Mundo – A Flórida, estado com o corredor da morte mais letal dos Estados Unidos na atualidade, realiza nesta terça-feira (1º) sua 14ª execução do ano. O alvo da injeção letal é Harold Gene Lucas, de 74 anos, condenado por assassinar uma adolescente de 16 anos que rejeitou seus avanços amorosos em 1976. Após uma batalha judicial que durou décadas e resultou em cinco sentenças de morte diferentes para o mesmo crime, Lucas chocou o tribunal ao tomar uma decisão definitiva: ele quer morrer.
Renunciando ao direito de apelar à Suprema Corte da Flórida ou à Suprema Corte dos EUA, o detento pediu expressamente que o juiz encerrasse todos os processos pós-condenação. O pedido foi prontamente atendido. “Estou no corredor da morte há 50 anos e não tenho o menor desejo de levar isso adiante”, declarou Lucas, segundo as transcrições do tribunal. “Quanto mais cedo acabar, melhor vou aproveitar. Estou cansado.”
Um crime brutal e uma maratona judicial
A história que culmina na execução desta terça-feira começou em agosto de 1976, em Bonita Springs, ao sul de Fort Myers. Lucas, então com 24 anos, trabalhava para a família de Jill Piper, de 16, com quem já havia se relacionado. Obcecado, ele chegou a dizer a amigos que planejava se casar com a jovem.
Após uma série de desentendimentos e ameaças de morte proferidas por Lucas, Piper pediu que dois amigos — Richard Byrd Jr. e Terri Rice — dormissem em sua casa para protegê-la. A precaução foi em vão. Lucas invadiu a residência armado com um rifle e atirou múltiplas vezes contra a adolescente enquanto ela implorava pela própria vida. Ele também baleou e feriu os dois amigos da vítima antes de ser preso no dia seguinte.

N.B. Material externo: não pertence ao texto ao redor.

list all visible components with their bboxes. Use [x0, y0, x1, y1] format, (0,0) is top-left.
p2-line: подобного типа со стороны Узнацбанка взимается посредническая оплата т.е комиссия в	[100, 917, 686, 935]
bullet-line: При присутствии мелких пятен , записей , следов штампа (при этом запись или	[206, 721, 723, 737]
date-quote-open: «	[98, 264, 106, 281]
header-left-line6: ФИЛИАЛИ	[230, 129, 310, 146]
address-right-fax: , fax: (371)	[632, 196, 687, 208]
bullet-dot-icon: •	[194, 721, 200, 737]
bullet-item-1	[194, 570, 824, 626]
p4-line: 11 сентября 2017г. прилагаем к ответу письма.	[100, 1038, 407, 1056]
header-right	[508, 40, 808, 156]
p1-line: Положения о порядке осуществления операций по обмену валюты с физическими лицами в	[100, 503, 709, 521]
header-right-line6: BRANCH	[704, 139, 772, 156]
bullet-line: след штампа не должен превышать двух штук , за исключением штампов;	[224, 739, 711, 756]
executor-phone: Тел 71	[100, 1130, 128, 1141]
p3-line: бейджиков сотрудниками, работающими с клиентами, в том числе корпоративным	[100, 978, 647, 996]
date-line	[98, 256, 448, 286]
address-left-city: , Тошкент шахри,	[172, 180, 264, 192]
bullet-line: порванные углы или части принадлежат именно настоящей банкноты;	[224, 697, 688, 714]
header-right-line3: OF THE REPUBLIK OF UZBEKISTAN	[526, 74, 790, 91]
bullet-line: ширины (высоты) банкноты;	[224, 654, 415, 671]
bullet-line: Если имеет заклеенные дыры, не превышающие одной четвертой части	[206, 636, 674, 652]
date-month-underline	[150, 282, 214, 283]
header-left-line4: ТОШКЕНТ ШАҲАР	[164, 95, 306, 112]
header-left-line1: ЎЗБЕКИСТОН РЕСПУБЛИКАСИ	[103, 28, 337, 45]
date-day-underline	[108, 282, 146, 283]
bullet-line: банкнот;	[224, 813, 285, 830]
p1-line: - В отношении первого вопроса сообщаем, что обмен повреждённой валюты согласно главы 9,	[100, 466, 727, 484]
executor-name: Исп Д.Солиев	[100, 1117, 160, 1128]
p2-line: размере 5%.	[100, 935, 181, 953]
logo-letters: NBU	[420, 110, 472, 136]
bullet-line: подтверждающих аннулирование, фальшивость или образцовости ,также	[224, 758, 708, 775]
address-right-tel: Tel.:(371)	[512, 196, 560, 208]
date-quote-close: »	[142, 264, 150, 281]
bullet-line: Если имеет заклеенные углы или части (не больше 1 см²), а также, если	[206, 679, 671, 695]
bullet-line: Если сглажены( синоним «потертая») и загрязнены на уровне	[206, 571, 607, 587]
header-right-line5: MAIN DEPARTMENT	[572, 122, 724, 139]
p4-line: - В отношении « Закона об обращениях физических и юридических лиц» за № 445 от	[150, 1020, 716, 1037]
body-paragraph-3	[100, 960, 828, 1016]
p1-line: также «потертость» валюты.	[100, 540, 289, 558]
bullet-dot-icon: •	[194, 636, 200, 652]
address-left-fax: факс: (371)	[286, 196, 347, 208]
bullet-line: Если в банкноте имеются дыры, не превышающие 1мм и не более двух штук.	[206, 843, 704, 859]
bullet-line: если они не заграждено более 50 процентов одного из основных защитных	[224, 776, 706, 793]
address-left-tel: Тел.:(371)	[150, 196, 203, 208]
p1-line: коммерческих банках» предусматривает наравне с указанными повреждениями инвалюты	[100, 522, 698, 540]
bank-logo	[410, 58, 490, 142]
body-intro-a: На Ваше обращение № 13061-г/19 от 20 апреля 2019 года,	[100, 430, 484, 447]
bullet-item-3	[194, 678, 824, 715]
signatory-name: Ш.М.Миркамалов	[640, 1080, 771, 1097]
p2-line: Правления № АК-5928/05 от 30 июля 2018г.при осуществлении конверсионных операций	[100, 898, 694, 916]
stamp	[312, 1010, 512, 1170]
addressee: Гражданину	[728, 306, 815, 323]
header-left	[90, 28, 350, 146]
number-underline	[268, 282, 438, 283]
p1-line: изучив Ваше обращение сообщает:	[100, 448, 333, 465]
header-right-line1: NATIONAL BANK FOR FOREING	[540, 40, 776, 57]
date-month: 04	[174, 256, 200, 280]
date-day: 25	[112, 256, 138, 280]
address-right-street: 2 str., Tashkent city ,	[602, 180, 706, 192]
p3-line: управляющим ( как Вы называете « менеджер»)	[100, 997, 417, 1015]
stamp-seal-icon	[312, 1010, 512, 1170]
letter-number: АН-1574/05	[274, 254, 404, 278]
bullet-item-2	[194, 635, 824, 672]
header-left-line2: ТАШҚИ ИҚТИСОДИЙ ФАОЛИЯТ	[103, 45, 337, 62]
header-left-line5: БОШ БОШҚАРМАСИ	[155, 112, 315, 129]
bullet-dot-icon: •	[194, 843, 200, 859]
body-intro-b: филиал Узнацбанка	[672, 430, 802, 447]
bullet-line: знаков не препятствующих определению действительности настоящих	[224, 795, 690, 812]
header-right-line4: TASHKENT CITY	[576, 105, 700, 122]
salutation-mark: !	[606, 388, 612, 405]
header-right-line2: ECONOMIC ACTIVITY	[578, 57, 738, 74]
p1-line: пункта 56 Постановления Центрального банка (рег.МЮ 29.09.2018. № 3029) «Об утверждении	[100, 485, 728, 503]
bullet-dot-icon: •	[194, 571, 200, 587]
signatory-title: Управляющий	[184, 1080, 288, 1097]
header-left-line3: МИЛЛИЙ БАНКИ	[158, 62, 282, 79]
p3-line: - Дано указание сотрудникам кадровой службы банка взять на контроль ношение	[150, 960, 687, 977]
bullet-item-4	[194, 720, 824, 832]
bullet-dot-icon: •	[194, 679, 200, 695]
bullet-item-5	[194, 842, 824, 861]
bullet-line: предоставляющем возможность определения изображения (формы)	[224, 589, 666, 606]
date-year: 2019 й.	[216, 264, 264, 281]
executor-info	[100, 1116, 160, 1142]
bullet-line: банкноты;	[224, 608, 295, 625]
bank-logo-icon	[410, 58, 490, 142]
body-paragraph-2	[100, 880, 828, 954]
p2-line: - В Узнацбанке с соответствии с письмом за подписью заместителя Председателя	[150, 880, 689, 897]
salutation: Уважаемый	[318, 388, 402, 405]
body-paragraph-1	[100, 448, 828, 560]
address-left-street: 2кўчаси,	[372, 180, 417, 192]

O que se seguiu foi um verdadeiro labirinto legal. Lucas foi sentenciado à morte originalmente em 1977. No entanto, por uma série de decisões da Suprema Corte da Flórida envolvendo erros técnicos de juízes e orientações ambíguas para os júris ao longo dos anos, o processo foi anulado e refeito diversas vezes. Ele acabou sendo sentenciado à morte pela segunda vez em 1980, pela terceira em 1985, pela quarta em 1987 e, finalmente, pela quinta e definitiva vez em 1990.
A engrenagem letal da Flórida
A execução de Lucas — programada para as 18h na Prisão Estadual da Flórida, perto de Starke — joga luz sobre o ritmo implacável do estado na aplicação da pena capital sob a gestão do governador republicano Ron DeSantis.
O estado já responde por mais da metade das 23 execuções realizadas em todo o território americano este ano. O ritmo acelerado segue uma tendência de 2025, quando os EUA registraram 47 execuções no total, das quais 19 ocorreram apenas na Flórida — um recorde estadual desde a reinstalação da pena de morte no país, em 1976. O estado chegou ao ponto de executar dois prisioneiros em um único dia no último mês de julho, algo inédito no país em quase uma década.
O cronograma mortífero de setembro não termina com Lucas. DeSantis já assinou mandados para outras duas execuções nas próximas semanas:
- 10 de setembro: Daniel Owen Conahan Jr., 72 anos. Condenado por sequestrar e estrangular um homem contratado para posar para fotos nuas. Ele é o principal suspeito de uma série de homicídios semelhantes nos anos 1990.
- 29 de setembro: Curtis Wilkie Beasley, 77 anos. Condenado por espancar uma mulher até a morte com um martelo para roubar seu carro e pertences em 1995.
Todas as execuções no estado seguem o mesmo protocolo, segundo o Departamento de Correções: a aplicação de um coquetel de três drogas consistindo em um sedativo, um paralisante muscular e, por fim, uma substância que causa a parada cardíaca. Para Harold Gene Lucas, as drogas marcam o fim de um dos mais longos períodos de espera no corredor da morte da história americana.